This section is from the book "How To Collect Old Furniture", by Frederick Litchfield. Also available from Amazon: How To Collect Old Furniture.
Within the past twenty years or so the modern reproductions of Italian furniture have shown a great deterioration from those made in Venice, Milan and Florence previously. Every critical visitor to an Earl's Court exhibition must have been struck by the quantity of ill-constructed, over-carved, and flimsy work sent over to minister to the taste for cheap display which unfortunately so many Englishmen are inclined to indulge in, and the result has been to bring Italian furniture into disrepute. The so-called "walnut" is often only stained white wood, and the cabinet work, never in the best days equal to the ornamental exteriors, has become worse and worse, until the reproduction is but a parody of the old Renaissance design it is supposed to represent, when the lines of a cassone showed the intention of the artist's mind, and the details of the carved enrichment were the expression of the carver's fancy, dignified and restrained by the canons of cultivated taste.

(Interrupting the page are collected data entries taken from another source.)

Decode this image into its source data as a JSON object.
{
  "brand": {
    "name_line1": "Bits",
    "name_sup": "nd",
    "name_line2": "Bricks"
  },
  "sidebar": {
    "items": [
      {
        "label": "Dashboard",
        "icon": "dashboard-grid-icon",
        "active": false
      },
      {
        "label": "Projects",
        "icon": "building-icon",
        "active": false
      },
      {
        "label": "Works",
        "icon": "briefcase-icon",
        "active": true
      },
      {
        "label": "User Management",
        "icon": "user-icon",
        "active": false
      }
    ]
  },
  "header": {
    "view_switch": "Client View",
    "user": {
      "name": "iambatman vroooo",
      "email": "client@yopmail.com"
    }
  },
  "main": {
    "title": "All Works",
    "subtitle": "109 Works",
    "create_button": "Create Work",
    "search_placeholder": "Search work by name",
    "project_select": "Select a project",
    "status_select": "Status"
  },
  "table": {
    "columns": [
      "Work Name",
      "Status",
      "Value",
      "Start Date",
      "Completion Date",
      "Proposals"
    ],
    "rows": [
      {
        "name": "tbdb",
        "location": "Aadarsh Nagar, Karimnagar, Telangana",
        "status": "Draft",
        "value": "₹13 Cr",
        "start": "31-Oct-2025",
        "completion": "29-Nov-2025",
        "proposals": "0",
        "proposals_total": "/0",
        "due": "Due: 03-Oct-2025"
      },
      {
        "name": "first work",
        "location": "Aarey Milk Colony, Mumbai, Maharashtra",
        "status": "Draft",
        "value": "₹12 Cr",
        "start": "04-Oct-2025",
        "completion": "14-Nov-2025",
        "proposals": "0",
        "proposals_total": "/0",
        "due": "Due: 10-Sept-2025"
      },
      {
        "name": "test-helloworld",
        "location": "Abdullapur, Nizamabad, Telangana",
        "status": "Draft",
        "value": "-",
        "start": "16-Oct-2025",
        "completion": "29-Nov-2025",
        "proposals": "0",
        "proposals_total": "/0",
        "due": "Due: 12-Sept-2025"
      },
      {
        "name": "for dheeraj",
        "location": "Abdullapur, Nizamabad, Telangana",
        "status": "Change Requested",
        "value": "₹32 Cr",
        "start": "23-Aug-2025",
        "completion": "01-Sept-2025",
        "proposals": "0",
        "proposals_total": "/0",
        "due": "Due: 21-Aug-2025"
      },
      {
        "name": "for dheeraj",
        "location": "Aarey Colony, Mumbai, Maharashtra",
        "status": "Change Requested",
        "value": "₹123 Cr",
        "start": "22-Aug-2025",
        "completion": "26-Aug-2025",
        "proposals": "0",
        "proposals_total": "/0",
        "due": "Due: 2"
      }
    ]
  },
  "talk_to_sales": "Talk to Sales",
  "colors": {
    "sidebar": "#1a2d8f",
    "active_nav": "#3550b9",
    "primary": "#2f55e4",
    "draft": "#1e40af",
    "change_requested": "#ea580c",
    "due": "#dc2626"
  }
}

In the present year's Italian Exhibition at Earl's Court (1904), one is pleased to find a few exceptions to this over-carved woodwork, and some of the reproductions of Italian Renaissance designs sent over by San Giorgio of Rome, both of polychromatic and also of gilded furniture, are much more satisfactory. The ornament in relief by means of "gesso" work is quite on the original lines, and some of the painted decoration, when not too ambitious, is in good taste.
The enormous difference between the fine old sixteenth-century work and these quite modern productions should be so palpable that comment seems unnecessary; the artist's proof engraving and the cheapest of popular prints from the same plate, seem to me to be a somewhat appropriate simile, but if we continue the comparison of the different "states" of an engraving with the various classes of reproductions of Italian furniture, one may mention that the older furniture, made from fifty to a hundred years ago, worn and toned by age and rubbing, is perhaps more like some of those excellent impressions from the plate which follow the artist's proofs. These are apt to be taken by even an expert for the original pieces of Renaissance work. Naturally they vary in degrees of excellence, and one can only be guided by the vigour and expression of the carved work; by the appearance of the wood itself; when either entirely gilt or picked out with gilding, by noticing the care with which the work has been done. There are really no absolute tests to decide the age of a cassone, a table or a chair of the kind of work discussed in this chapter, but by applying some of the cautions which have been given under the remarks on " faked" furniture, and by bearing in mind that old Renaissance woodwork has been made nearly four hundred years, and therefore is extremely rare and difficult to find in anything like a complete state, the reader may be helped to distinguish between an original and a bad copy; that old and good copies will not occasionally find their way into the best collections is outside the limits of reasonable expectation.